Nobody can accurately and consistently know when exactly the stock market will go up or down, so the best advice is to just stop looking at your brokerage statements and wait for the markets to come back up. If you have the cash to spare, it can even be worth investing more when the markets go down. Another way to look at a 20% downturn in the market is that stocks are on a 20% off sale!
Not having a diverse portfolio
The last mistake that people make is not having a diverse portfolio. Now the middle of a stock market downturn may not be a great time to adjust your stock holdings, but in an ideal world, you should hold a variety of different types of investments. Stocks, bonds, cash equivalents and other types of investments all can play a part in a diverse portfolio. Many different types of investments are negatively correlated with each other. This means as some go down, others go up, which can help dampen out some of the market volatility.
This especially holds true the closer that you get to retirement, where you’ll need to start withdrawing some of your investments to live on.
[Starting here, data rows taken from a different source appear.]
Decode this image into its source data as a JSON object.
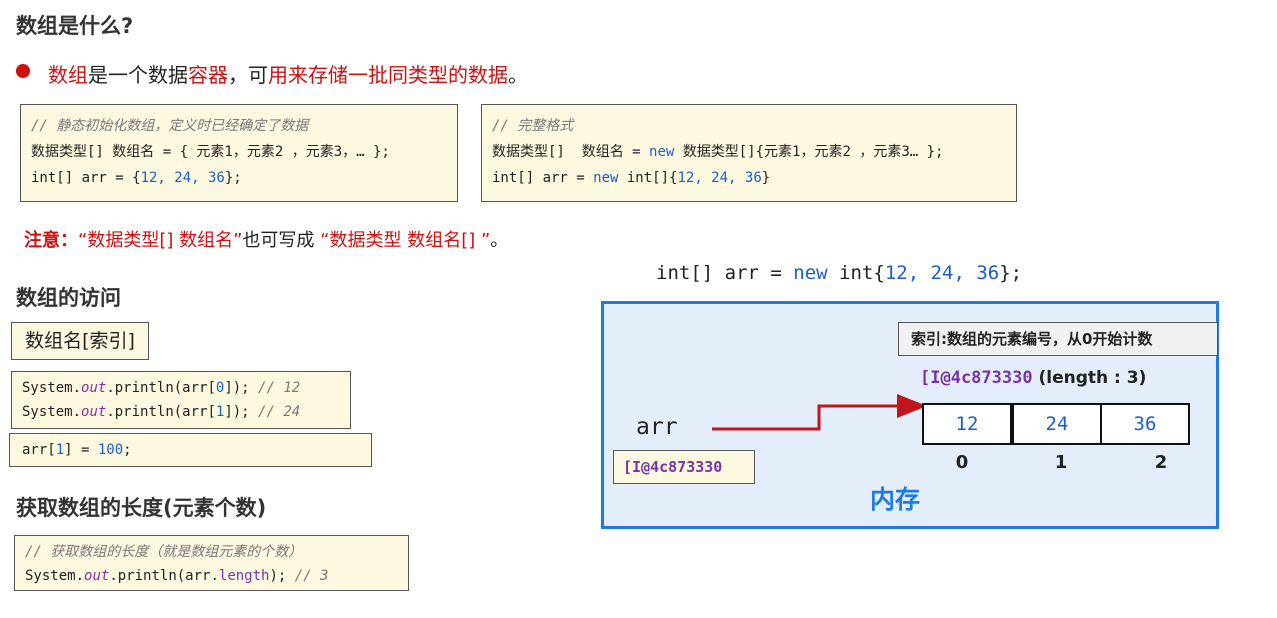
{
  "title": "数组是什么?",
  "definition": {
    "part1": "数组",
    "part2": "是一个数据",
    "part3": "容器",
    "part4": "，可",
    "part5": "用来存储一批同类型的数据",
    "part6": "。"
  },
  "static_init": {
    "comment": "// 静态初始化数组，定义时已经确定了数据",
    "syntax": "数据类型[] 数组名 = { 元素1，元素2 ，元素3，… };",
    "example_prefix": "int[] arr = {",
    "example_values": "12, 24, 36",
    "example_suffix": "};"
  },
  "full_format": {
    "comment": "// 完整格式",
    "syntax_prefix": "数据类型[]  数组名 = ",
    "syntax_new": "new",
    "syntax_suffix": " 数据类型[]{元素1，元素2 ，元素3… };",
    "example_prefix": "int[] arr = ",
    "example_new": "new",
    "example_type": " int[]{",
    "example_values": "12, 24, 36",
    "example_suffix": "}"
  },
  "note": {
    "label": "注意：",
    "q1": "“数据类型[] 数组名”",
    "mid": "也可写成 ",
    "q2": "“数据类型 数组名[] ”",
    "end": "。"
  },
  "access": {
    "heading": "数组的访问",
    "syntax": "数组名[索引]",
    "line1_prefix": "System.",
    "line1_field": "out",
    "line1_mid": ".println(arr[",
    "line1_idx": "0",
    "line1_end": "]); ",
    "line1_comment": "// 12",
    "line2_prefix": "System.",
    "line2_field": "out",
    "line2_mid": ".println(arr[",
    "line2_idx": "1",
    "line2_end": "]); ",
    "line2_comment": "// 24",
    "assign_prefix": "arr[",
    "assign_idx": "1",
    "assign_mid": "] = ",
    "assign_val": "100",
    "assign_end": ";"
  },
  "length": {
    "heading": "获取数组的长度(元素个数)",
    "comment": "// 获取数组的长度（就是数组元素的个数）",
    "line_prefix": "System.",
    "line_field": "out",
    "line_mid": ".println(arr.",
    "line_length": "length",
    "line_end": "); ",
    "line_comment": "// 3"
  },
  "diagram": {
    "code_prefix": "int[] arr = ",
    "code_new": "new",
    "code_type": " int{",
    "code_values": "12, 24, 36",
    "code_suffix": "};",
    "index_note": "索引:数组的元素编号，从0开始计数",
    "address_header": "[I@4c873330",
    "length_label": "(length : 3)",
    "var_name": "arr",
    "var_address": "[I@4c873330",
    "cells": [
      "12",
      "24",
      "36"
    ],
    "indices": [
      "0",
      "1",
      "2"
    ],
    "memory_label": "内存",
    "border_color": "#1e7be6",
    "fill_color": "#e3eefa",
    "arrow_color": "#c0151a"
  }
}
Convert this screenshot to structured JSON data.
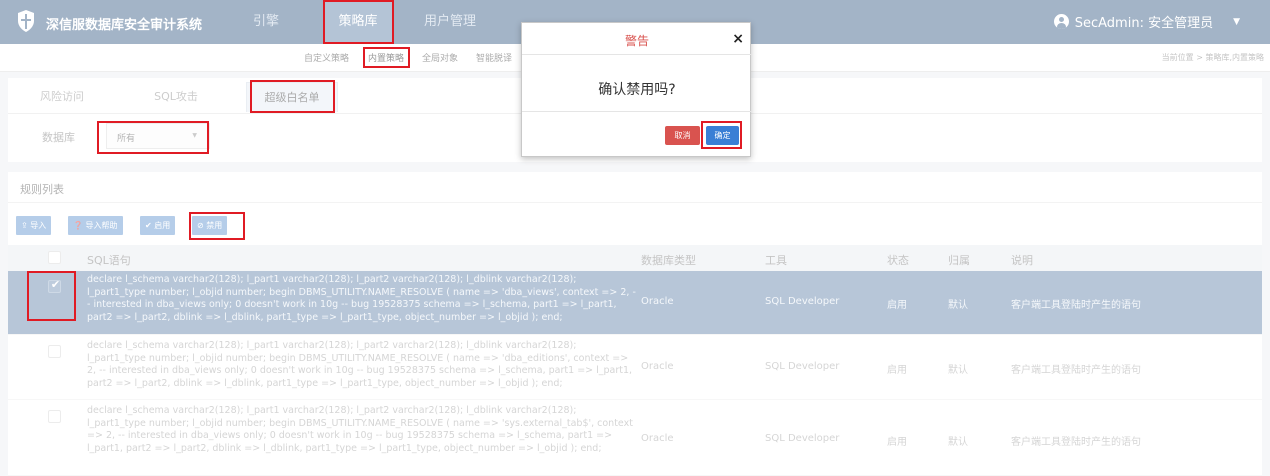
{
  "header": {
    "app_title": "深信服数据库安全审计系统",
    "nav": [
      "引擎",
      "策略库",
      "用户管理"
    ],
    "user": "SecAdmin: 安全管理员"
  },
  "subnav": {
    "items": [
      "自定义策略",
      "内置策略",
      "全局对象",
      "智能脱译"
    ],
    "breadcrumb": "当前位置 > 策略库,内置策略"
  },
  "tabs": [
    "风险访问",
    "SQL攻击",
    "超级白名单"
  ],
  "filter": {
    "label": "数据库",
    "value": "所有"
  },
  "list": {
    "title": "规则列表",
    "buttons": [
      "导入",
      "导入帮助",
      "启用",
      "禁用"
    ],
    "columns": [
      "SQL语句",
      "数据库类型",
      "工具",
      "状态",
      "归属",
      "说明"
    ],
    "rows": [
      {
        "sql": "declare l_schema varchar2(128); l_part1 varchar2(128); l_part2 varchar2(128); l_dblink varchar2(128); l_part1_type number; l_objid number; begin DBMS_UTILITY.NAME_RESOLVE ( name => 'dba_views', context => 2, -- interested in dba_views only; 0 doesn't work in 10g -- bug 19528375 schema => l_schema, part1 => l_part1, part2 => l_part2, dblink => l_dblink, part1_type => l_part1_type, object_number => l_objid ); end;",
        "db_type": "Oracle",
        "tool": "SQL Developer",
        "status": "启用",
        "owner": "默认",
        "desc": "客户端工具登陆时产生的语句"
      },
      {
        "sql": "declare l_schema varchar2(128); l_part1 varchar2(128); l_part2 varchar2(128); l_dblink varchar2(128); l_part1_type number; l_objid number; begin DBMS_UTILITY.NAME_RESOLVE ( name => 'dba_editions', context => 2, -- interested in dba_views only; 0 doesn't work in 10g -- bug 19528375 schema => l_schema, part1 => l_part1, part2 => l_part2, dblink => l_dblink, part1_type => l_part1_type, object_number => l_objid ); end;",
        "db_type": "Oracle",
        "tool": "SQL Developer",
        "status": "启用",
        "owner": "默认",
        "desc": "客户端工具登陆时产生的语句"
      },
      {
        "sql": "declare l_schema varchar2(128); l_part1 varchar2(128); l_part2 varchar2(128); l_dblink varchar2(128); l_part1_type number; l_objid number; begin DBMS_UTILITY.NAME_RESOLVE ( name => 'sys.external_tab$', context => 2, -- interested in dba_views only; 0 doesn't work in 10g -- bug 19528375 schema => l_schema, part1 => l_part1, part2 => l_part2, dblink => l_dblink, part1_type => l_part1_type, object_number => l_objid ); end;",
        "db_type": "Oracle",
        "tool": "SQL Developer",
        "status": "启用",
        "owner": "默认",
        "desc": "客户端工具登陆时产生的语句"
      }
    ]
  },
  "modal": {
    "title": "警告",
    "close": "×",
    "message": "确认禁用吗?",
    "cancel": "取消",
    "confirm": "确定"
  },
  "icons": {
    "logo": "shield-icon",
    "user": "user-circle-icon",
    "import": "upload-icon",
    "help": "question-icon",
    "enable": "check-icon",
    "disable": "ban-icon"
  },
  "colors": {
    "header": "#46688f",
    "active_nav": "#6888ad",
    "button": "#6a9bd3",
    "selected_row": "#6f8db0",
    "danger": "#d9534f",
    "primary": "#3a7fd5",
    "highlight": "#e01b24"
  }
}
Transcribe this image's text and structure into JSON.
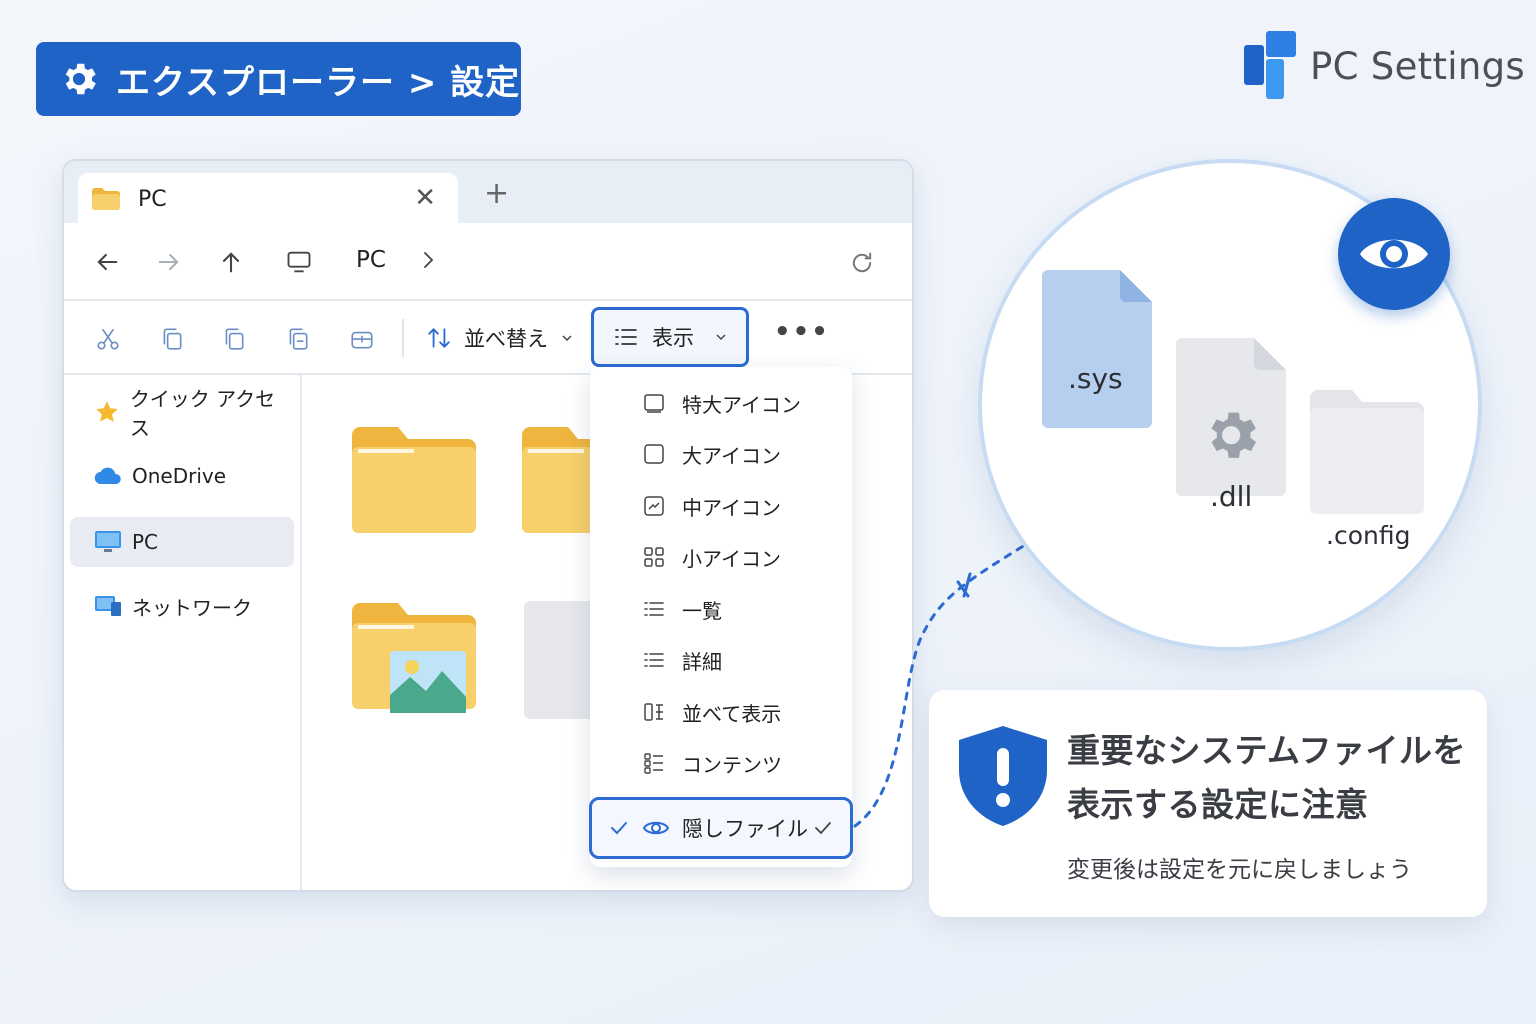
{
  "banner": {
    "title": "エクスプローラー > 設定"
  },
  "brand": {
    "name": "PC Settings"
  },
  "explorer": {
    "tab": {
      "label": "PC",
      "close": "✕"
    },
    "new_tab": "+",
    "address": {
      "location": "PC"
    },
    "toolbar": {
      "sort_label": "並べ替え",
      "view_label": "表示",
      "more": "•••"
    },
    "sidebar": [
      {
        "label": "クイック アクセス",
        "icon": "star-icon"
      },
      {
        "label": "OneDrive",
        "icon": "cloud-icon"
      },
      {
        "label": "PC",
        "icon": "monitor-icon",
        "active": true
      },
      {
        "label": "ネットワーク",
        "icon": "network-icon"
      }
    ]
  },
  "view_menu": {
    "items": [
      {
        "label": "特大アイコン",
        "icon": "extra-large-icons-icon"
      },
      {
        "label": "大アイコン",
        "icon": "large-icons-icon"
      },
      {
        "label": "中アイコン",
        "icon": "medium-icons-icon"
      },
      {
        "label": "小アイコン",
        "icon": "small-icons-icon"
      },
      {
        "label": "一覧",
        "icon": "list-icon"
      },
      {
        "label": "詳細",
        "icon": "details-icon"
      },
      {
        "label": "並べて表示",
        "icon": "tiles-icon"
      },
      {
        "label": "コンテンツ",
        "icon": "content-icon"
      }
    ],
    "hidden_files": {
      "label": "隠しファイル",
      "checked": true
    }
  },
  "zoom": {
    "files": [
      {
        "ext": ".sys",
        "color": "#b7cfee"
      },
      {
        "ext": ".dll",
        "color": "#e6e8ec"
      },
      {
        "ext": ".config",
        "color": "#eceef1"
      }
    ]
  },
  "warning": {
    "headline_1": "重要なシステムファイルを",
    "headline_2": "表示する設定に注意",
    "sub": "変更後は設定を元に戻しましょう"
  },
  "colors": {
    "accent": "#1f63c6",
    "accent_border": "#2b6bd2",
    "folder": "#f7cf6b",
    "folder_dark": "#efb53f"
  }
}
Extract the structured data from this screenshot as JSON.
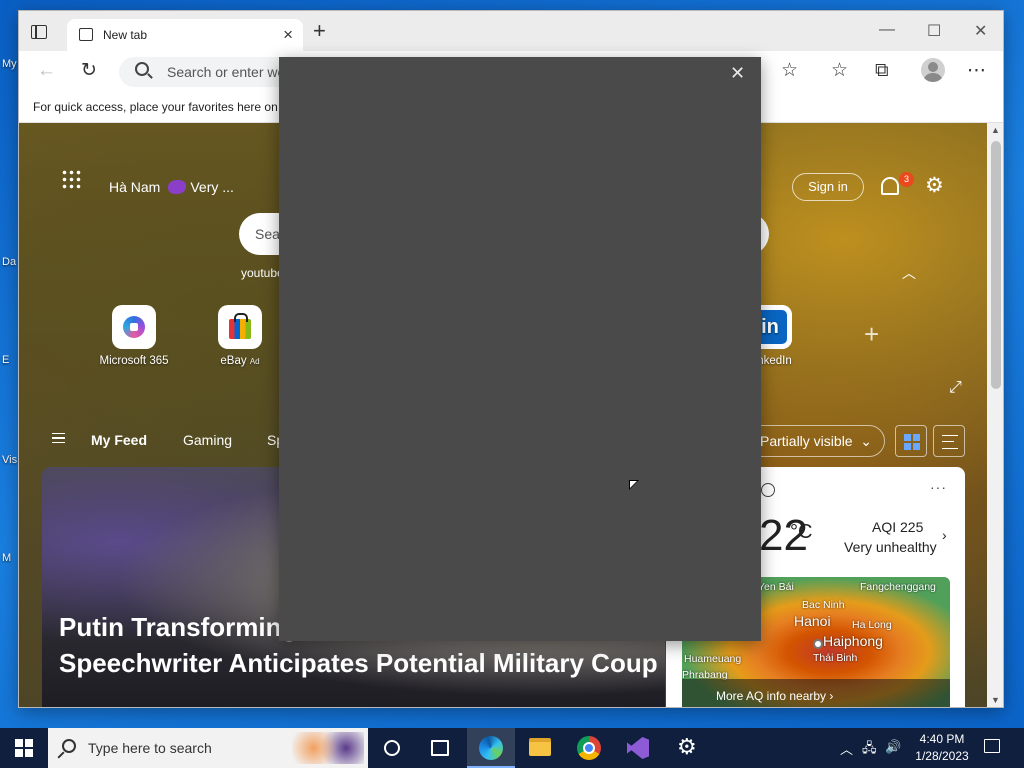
{
  "desktop": {
    "labels": [
      "My",
      "Da",
      "E",
      "Vis",
      "M"
    ]
  },
  "browser": {
    "tab_title": "New tab",
    "address_placeholder": "Search or enter web address",
    "favorites_hint": "For quick access, place your favorites here on the favorites bar. Manage favorites now",
    "window_controls": {
      "minimize": "—",
      "maximize": "☐",
      "close": "✕"
    }
  },
  "newtab": {
    "location": "Hà Nam",
    "weather_condition": "Very ...",
    "sign_in": "Sign in",
    "notification_count": "3",
    "search_placeholder": "Search the web",
    "search_suggestion": "youtube",
    "quick_links": [
      {
        "name": "Microsoft 365",
        "ad": ""
      },
      {
        "name": "eBay",
        "ad": "Ad"
      },
      {
        "name": "LinkedIn",
        "ad": ""
      }
    ],
    "feed_tabs": [
      "My Feed",
      "Gaming",
      "Sports"
    ],
    "visibility": "Partially visible",
    "news": {
      "headline": "Putin Transforming Into a 'Dictator' — Former Speechwriter Anticipates Potential Military Coup"
    },
    "weather": {
      "temperature": "22",
      "unit": "°C",
      "aqi": "AQI 225",
      "aqi_status": "Very unhealthy",
      "more_aq": "More AQ info nearby",
      "map_labels": [
        "Yen Bái",
        "Fangchenggang",
        "Bac Ninh",
        "Hanoi",
        "Ha Long",
        "Haiphong",
        "Huameuang",
        "Thái Binh",
        "Phrabang"
      ]
    }
  },
  "modal": {
    "close_glyph": "✕"
  },
  "taskbar": {
    "search_placeholder": "Type here to search",
    "time": "4:40 PM",
    "date": "1/28/2023"
  }
}
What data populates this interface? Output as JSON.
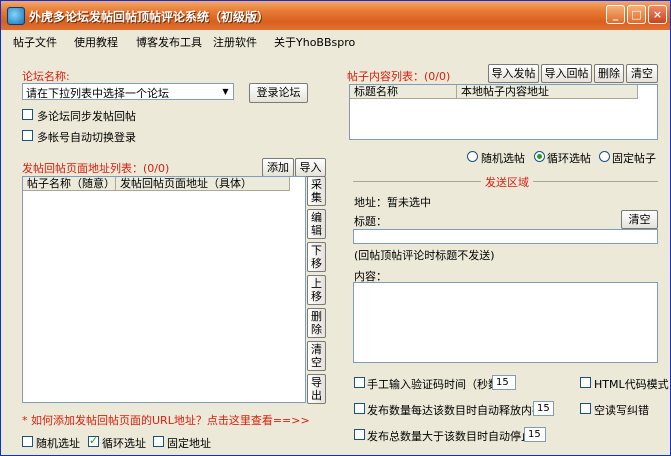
{
  "window": {
    "title": "外虎多论坛发帖回帖顶帖评论系统（初级版）"
  },
  "menu": [
    "帖子文件",
    "使用教程",
    "博客发布工具",
    "注册软件",
    "关于YhoBBspro"
  ],
  "forum": {
    "label": "论坛名称:",
    "select_value": "请在下拉列表中选择一个论坛",
    "login_button": "登录论坛",
    "option_sync_reply": "多论坛同步发帖回帖",
    "option_auto_switch": "多帐号自动切换登录"
  },
  "url_list": {
    "label": "发帖回帖页面地址列表：",
    "count": "(0/0)",
    "add_button": "添加",
    "import_button": "导入",
    "columns": [
      "帖子名称（随意）",
      "发帖回帖页面地址（具体）"
    ],
    "side_buttons": [
      "采集",
      "编辑",
      "下移",
      "上移",
      "删除",
      "清空",
      "导出"
    ],
    "help_link": "* 如何添加发帖回帖页面的URL地址？点击这里查看==>>",
    "mode_random": "随机选址",
    "mode_loop": "循环选址",
    "mode_fixed": "固定地址"
  },
  "content_list": {
    "label": "帖子内容列表：",
    "count": "(0/0)",
    "import_post": "导入发帖",
    "import_reply": "导入回帖",
    "delete": "删除",
    "clear": "清空",
    "columns": [
      "标题名称",
      "本地帖子内容地址"
    ],
    "mode_random": "随机选帖",
    "mode_loop": "循环选帖",
    "mode_fixed": "固定帖子"
  },
  "send_area": {
    "group_title": "发送区域",
    "address_label": "地址：",
    "address_value": "暂未选中",
    "title_label": "标题：",
    "clear_button": "清空",
    "hint": "(回帖顶帖评论时标题不发送)",
    "content_label": "内容："
  },
  "options": {
    "captcha_manual": "手工输入验证码时间（秒数）",
    "captcha_seconds": "15",
    "html_mode": "HTML代码模式",
    "release_memory": "发布数量每达该数目时自动释放内存",
    "release_count": "15",
    "space_fix": "空读写纠错",
    "stop_total": "发布总数量大于该数目时自动停止",
    "stop_count": "15"
  }
}
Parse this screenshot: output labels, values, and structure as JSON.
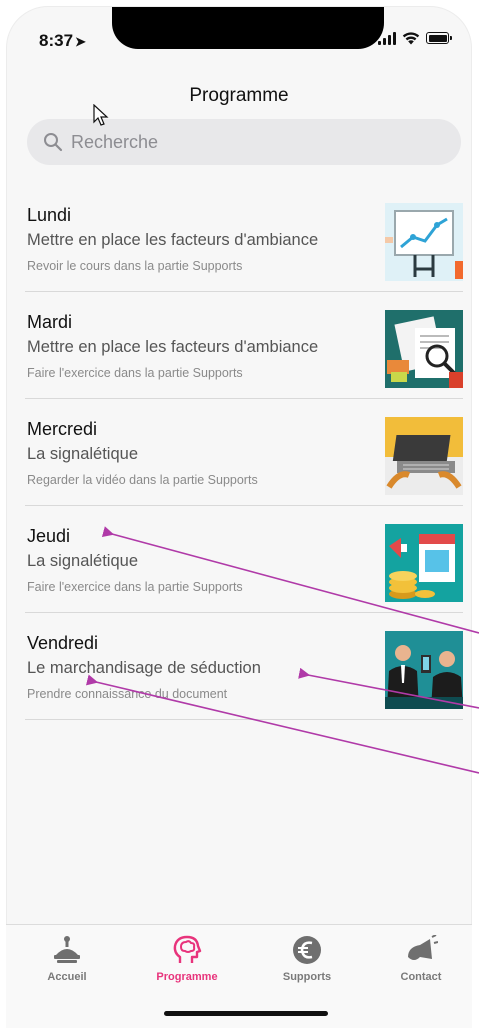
{
  "status": {
    "time": "8:37",
    "location_icon": "location-arrow-icon"
  },
  "header": {
    "title": "Programme"
  },
  "search": {
    "placeholder": "Recherche",
    "value": ""
  },
  "program": {
    "items": [
      {
        "day": "Lundi",
        "subject": "Mettre en place les facteurs d'ambiance",
        "task": "Revoir le cours dans la partie Supports",
        "image": "presentation-board-image"
      },
      {
        "day": "Mardi",
        "subject": "Mettre en place les facteurs d'ambiance",
        "task": "Faire l'exercice dans la partie Supports",
        "image": "newspaper-magnifier-image"
      },
      {
        "day": "Mercredi",
        "subject": "La signalétique",
        "task": "Regarder la vidéo dans la partie Supports",
        "image": "laptop-hands-image"
      },
      {
        "day": "Jeudi",
        "subject": "La signalétique",
        "task": "Faire l'exercice dans la partie Supports",
        "image": "shop-coins-image"
      },
      {
        "day": "Vendredi",
        "subject": "Le marchandisage de séduction",
        "task": "Prendre connaissance du document",
        "image": "business-meeting-image"
      }
    ]
  },
  "tabbar": {
    "tabs": [
      {
        "label": "Accueil",
        "icon": "hanger-icon",
        "active": false
      },
      {
        "label": "Programme",
        "icon": "brain-head-icon",
        "active": true
      },
      {
        "label": "Supports",
        "icon": "euro-icon",
        "active": false
      },
      {
        "label": "Contact",
        "icon": "megaphone-icon",
        "active": false
      }
    ]
  },
  "colors": {
    "accent": "#e8347c",
    "annotation": "#b03aa8",
    "tab_inactive": "#7a7a7a"
  }
}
If you happen to retire right in the middle of the downturn, the worst thing you can do is sell your stocks, so it’s helpful to have other asset classes (bonds, cash equivalents, whole life insurance) that you can withdraw instead. That can give your stock investments time to go back up.
Hopefully talking about some of these big financial mistakes can help you avoid them and keep yourself on the road to financial success and stability!